The Movement for Quality Government on Thursday petitioned the High Court of Justice to disqualify a Sakhnin political party that fielded a candidate for the local council who served six years in jail for helping terrorists perpetrate a suicide bombing and lied to election authorities about her conviction. The candidate, Tagrid Sa'adi, ran as a candidate on the list of the Democratic Front of Sakhnin. She resigned from the list after the Movement for Quality Government (MQG) petitioned the High Court shortly before the election, after learning about the affair in the daily Yediot Aharonot.

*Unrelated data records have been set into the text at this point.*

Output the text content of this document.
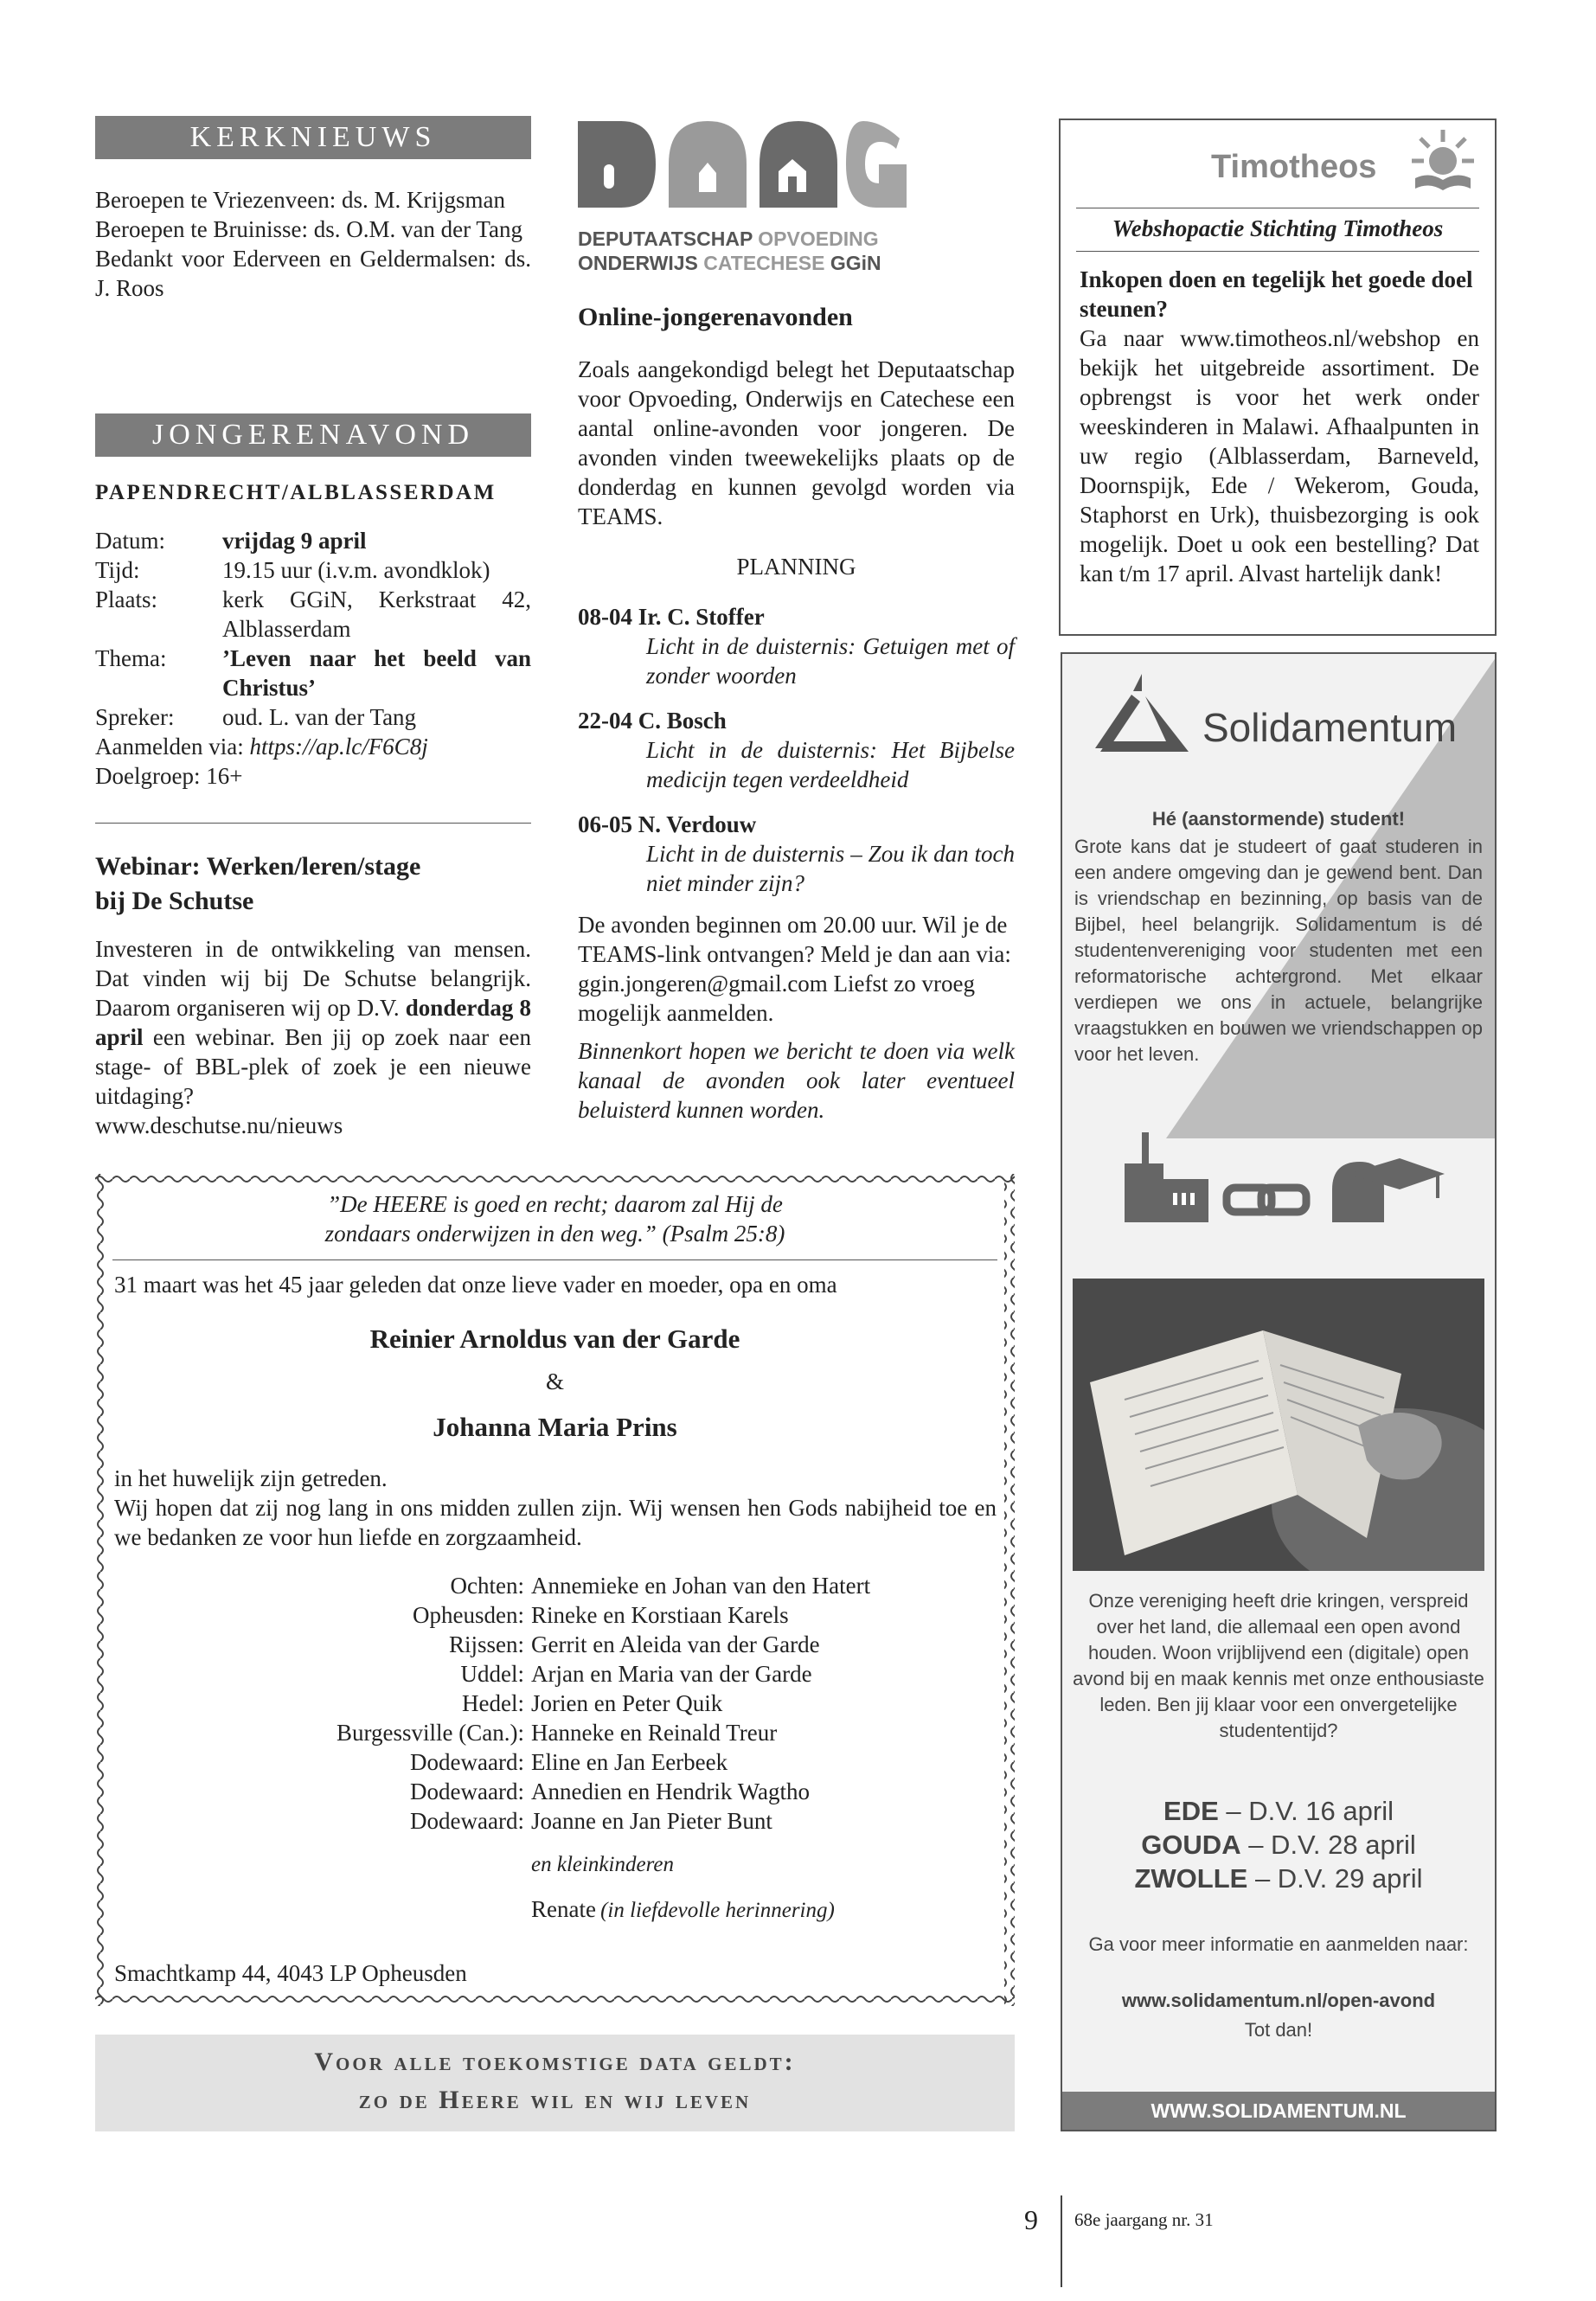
KERKNIEUWS
Beroepen te Vriezenveen: ds. M. Krijgsman
Beroepen te Bruinisse: ds. O.M. van der Tang
Bedankt voor Ederveen en Geldermalsen: ds. J. Roos
JONGERENAVOND
PAPENDRECHT/ALBLASSERDAM
Datum:	vrijdag 9 april
Tijd:	19.15 uur (i.v.m. avondklok)
Plaats:	kerk GGiN, Kerkstraat 42, Alblasserdam
Thema:	’Leven naar het beeld van Christus’
Spreker:	oud. L. van der Tang
Aanmelden via: https://ap.lc/F6C8j
Doelgroep: 16+
Webinar: Werken/leren/stage
bij De Schutse
Investeren in de ontwikkeling van mensen. Dat vinden wij bij De Schutse belangrijk. Daarom organiseren wij op D.V. donderdag 8 april een webinar. Ben jij op zoek naar een stage- of BBL-plek of zoek je een nieuwe uitdaging?
www.deschutse.nu/nieuws
DEPUTAATSCHAP OPVOEDING
ONDERWIJS CATECHESE GGiN
Online-jongerenavonden
Zoals aangekondigd belegt het Deputaatschap voor Opvoeding, Onderwijs en Catechese een aantal online-avonden voor jongeren. De avonden vinden tweewekelijks plaats op de donderdag en kunnen gevolgd worden via TEAMS.
PLANNING
08-04 Ir. C. Stoffer
Licht in de duisternis: Getuigen met of zonder woorden
22-04 C. Bosch
Licht in de duisternis: Het Bijbelse medicijn tegen verdeeldheid
06-05 N. Verdouw
Licht in de duisternis – Zou ik dan toch niet minder zijn?
De avonden beginnen om 20.00 uur. Wil je de TEAMS-link ontvangen? Meld je dan aan via: ggin.jongeren@gmail.com Liefst zo vroeg mogelijk aanmelden.
Binnenkort hopen we bericht te doen via welk kanaal de avonden ook later eventueel beluisterd kunnen worden.
”De HEERE is goed en recht; daarom zal Hij de
zondaars onderwijzen in den weg.” (Psalm 25:8)
31 maart was het 45 jaar geleden dat onze lieve vader en moeder, opa en oma
Reinier Arnoldus van der Garde
&
Johanna Maria Prins
in het huwelijk zijn getreden.
Wij hopen dat zij nog lang in ons midden zullen zijn. Wij wensen hen Gods nabijheid toe en we bedanken ze voor hun liefde en zorgzaamheid.
Ochten: Annemieke en Johan van den Hatert
Opheusden: Rineke en Korstiaan Karels
Rijssen: Gerrit en Aleida van der Garde
Uddel: Arjan en Maria van der Garde
Hedel: Jorien en Peter Quik
Burgessville (Can.): Hanneke en Reinald Treur
Dodewaard: Eline en Jan Eerbeek
Dodewaard: Annedien en Hendrik Wagtho
Dodewaard: Joanne en Jan Pieter Bunt
en kleinkinderen
Renate (in liefdevolle herinnering)
Smachtkamp 44, 4043 LP Opheusden
Voor alle toekomstige data geldt:
zo de Heere wil en wij leven
Timotheos
Webshopactie Stichting Timotheos
Inkopen doen en tegelijk het goede doel steunen?
Ga naar www.timotheos.nl/webshop en bekijk het uitgebreide assortiment. De opbrengst is voor het werk onder weeskinderen in Malawi. Afhaalpunten in uw regio (Alblasserdam, Barneveld, Doornspijk, Ede / Wekerom, Gouda, Staphorst en Urk), thuisbezorging is ook mogelijk. Doet u ook een bestelling? Dat kan t/m 17 april. Alvast hartelijk dank!
Solidamentum
Hé (aanstormende) student!
Grote kans dat je studeert of gaat studeren in een andere omgeving dan je gewend bent. Dan is vriendschap en bezinning, op basis van de Bijbel, heel belangrijk. Solidamentum is dé studentenvereniging voor studenten met een reformatorische achtergrond. Met elkaar verdiepen we ons in actuele, belangrijke vraagstukken en bouwen we vriendschappen op voor het leven.
Onze vereniging heeft drie kringen, verspreid over het land, die allemaal een open avond houden. Woon vrijblijvend een (digitale) open avond bij en maak kennis met onze enthousiaste leden. Ben jij klaar voor een onvergetelijke studententijd?
EDE – D.V. 16 april
GOUDA – D.V. 28 april
ZWOLLE – D.V. 29 april
Ga voor meer informatie en aanmelden naar:
www.solidamentum.nl/open-avond
Tot dan!
WWW.SOLIDAMENTUM.NL
9 68e jaargang nr. 31
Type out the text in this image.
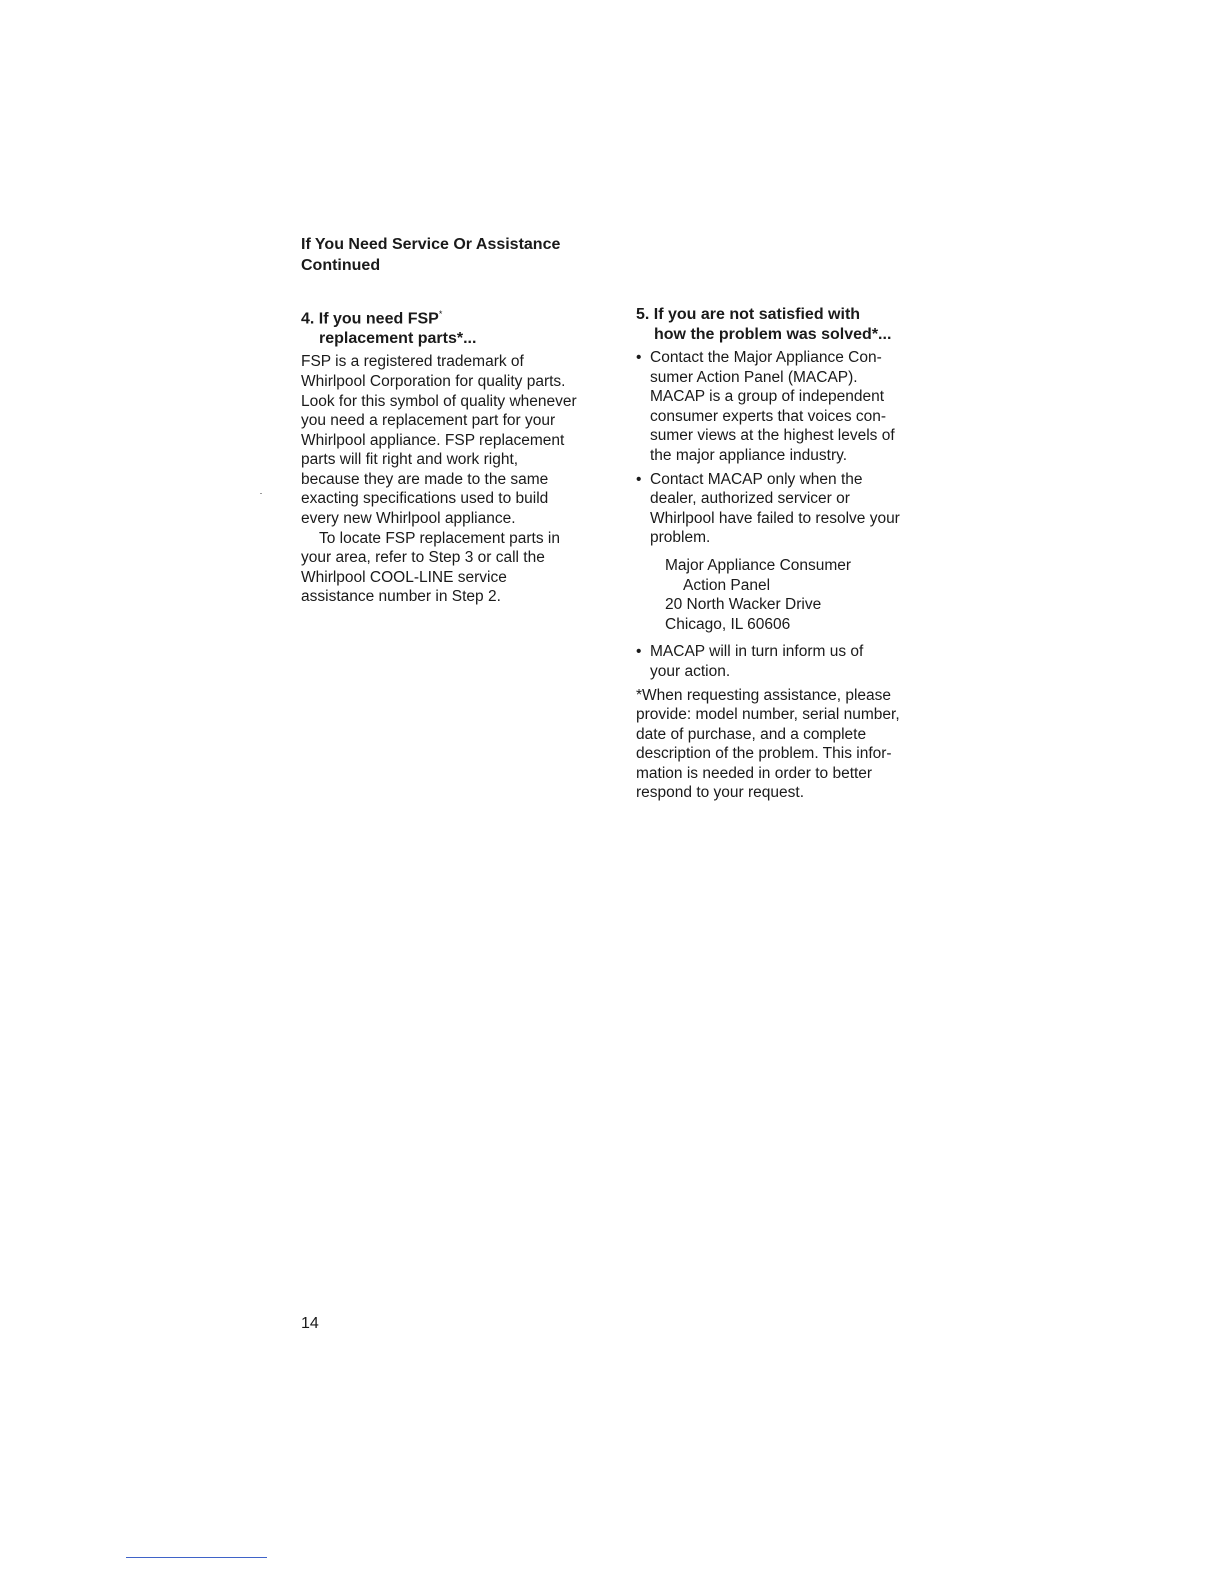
If You Need Service Or Assistance
Continued
4. If you need FSP*
replacement parts*...
FSP is a registered trademark of
Whirlpool Corporation for quality parts.
Look for this symbol of quality whenever
you need a replacement part for your
Whirlpool appliance. FSP replacement
parts will fit right and work right,
because they are made to the same
exacting specifications used to build
every new Whirlpool appliance.
To locate FSP replacement parts in
your area, refer to Step 3 or call the
Whirlpool COOL-LINE service
assistance number in Step 2.
5. If you are not satisfied with
how the problem was solved*...
• Contact the Major Appliance Con-
sumer Action Panel (MACAP).
MACAP is a group of independent
consumer experts that voices con-
sumer views at the highest levels of
the major appliance industry.
• Contact MACAP only when the
dealer, authorized servicer or
Whirlpool have failed to resolve your
problem.
Major Appliance Consumer
Action Panel
20 North Wacker Drive
Chicago, IL 60606
• MACAP will in turn inform us of
your action.
*When requesting assistance, please
provide: model number, serial number,
date of purchase, and a complete
description of the problem. This infor-
mation is needed in order to better
respond to your request.
14
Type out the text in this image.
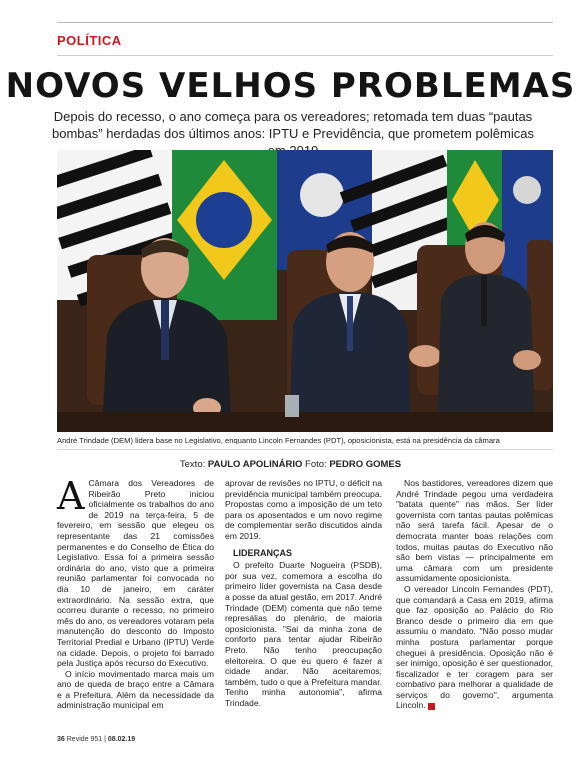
POLÍTICA
NOVOS VELHOS PROBLEMAS
Depois do recesso, o ano começa para os vereadores; retomada tem duas “pautas bombas” herdadas dos últimos anos: IPTU e Previdência, que prometem polêmicas
André Trindade (DEM) lidera base no Legislativo, enquanto Lincoln Fernandes (PDT), oposicionista, está na presidência da câmara
Texto: PAULO APOLINÁRIO Foto: PEDRO GOMES

A Câmara dos Vereadores de Ribeirão Preto iniciou oficialmente os trabalhos do ano de 2019 na terça-feira, 5 de fevereiro, em sessão que elegeu os representante das 21 comissões permanentes e do Conselho de Ética do Legislativo. Essa foi a primeira sessão ordinária do ano, visto que a primeira reunião parlamentar foi convocada no dia 10 de janeiro, em caráter extraordinário. Na sessão extra, que ocorreu durante o recesso, no primeiro mês do ano, os vereadores votaram pela manutenção do desconto do Imposto Territorial Predial e Urbano (IPTU) Verde na cidade. Depois, o projeto foi barrado pela Justiça após recurso do Executivo.

O início movimentado marca mais um ano de queda de braço entre a Câmara e a Prefeitura. Além da necessidade da administração municipal em

aprovar de revisões no IPTU, o déficit na previdência municipal também preocupa. Propostas como a imposição de um teto para os aposentados e um novo regime de complementar serão discutidos ainda em 2019.

LIDERANÇAS

O prefeito Duarte Nogueira (PSDB), por sua vez, comemora a escolha do primeiro líder governista na Casa desde a posse da atual gestão, em 2017. André Trindade (DEM) comenta que não teme represálias do plenário, de maioria oposicionista. "Sai da minha zona de conforto para tentar ajudar Ribeirão Preto. Não tenho preocupação eleitoreira. O que eu quero é fazer a cidade andar. Não aceitaremos, também, tudo o que a Prefeitura mandar. Tenho minha autonomia", afirma Trindade.

Nos bastidores, vereadores dizem que André Trindade pegou uma verdadeira "batata quente" nas mãos. Ser líder governista com tantas pautas polêmicas não será tarefa fácil. Apesar de o democrata manter boas relações com todos, muitas pautas do Executivo não são bem vistas — principalmente em uma câmara com um presidente assumidamente oposicionista.

O vereador Lincoln Fernandes (PDT), que comandará a Casa em 2019, afirma que faz oposição ao Palácio do Rio Branco desde o primeiro dia em que assumiu o mandato. "Não posso mudar minha postura parlamentar porque cheguei à presidência. Oposição não é ser inimigo, oposição é ser questionador, fiscalizador e ter coragem para ser combativo para melhorar a qualidade de serviços do governo", argumenta Lincoln.

36 Revide 951 | 08.02.19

Now the MQG wants the High Court to disqualify the party for which she ran on the grounds that it knew about her past, knew that she had lied to the elections chairman in Sakhnin, boasted about having her on the list and called her a "prisoner of freedom." Attorneys Eliad Shraga, Zroya Luzon-Meidad and Mika Koner-Karton wrote that they learned from a Channel 1 news report that "Sa'adi's party celebrated her conviction on terrorist charges and that it emphasized in its campaign propaganda its support for her involvement in the murderous terrorist action." Sa'adi was convicted of maintaining contact with a member of the Popular Front for the Liberation of Palestine (PFLP) in Hebron. In March 2002, the PFLP activist told her he intended to send a suicide bomber into Israel and asked for her help. Sa'adi was supposed to meet the woman in Jerusalem and drive her to Haifa. At the last minute, Sa'adi said she could not meet the woman because her mother had been hospitalized. The terrorists decided to dispatch the suicide bomber on a terror mission anyway, and she blew herself up on April 12, 2002 in the Mahane Yehuda market, killing six people. According to the Local Authorities Election Law, anyone sentenced to at least three months in jail may not run for office for seven years from the end of the jail term unless he applies for a ruling from the elections chairman that the crime he committed did not involve moral turpitude. Sa'adi did not ask the elections chairman for such a ruling nor indicate that she had finished serving a six-year sentence one year earlier. The petitioners charged that describing Sa'adi as a "prisoner of freedom" "expresses the clear support of the Sakhnin list for her involvement in terrorist activity that undermines the existence of Israel and the fact that it is a democratic state and [the party's behavior] cannot be understood in any other way."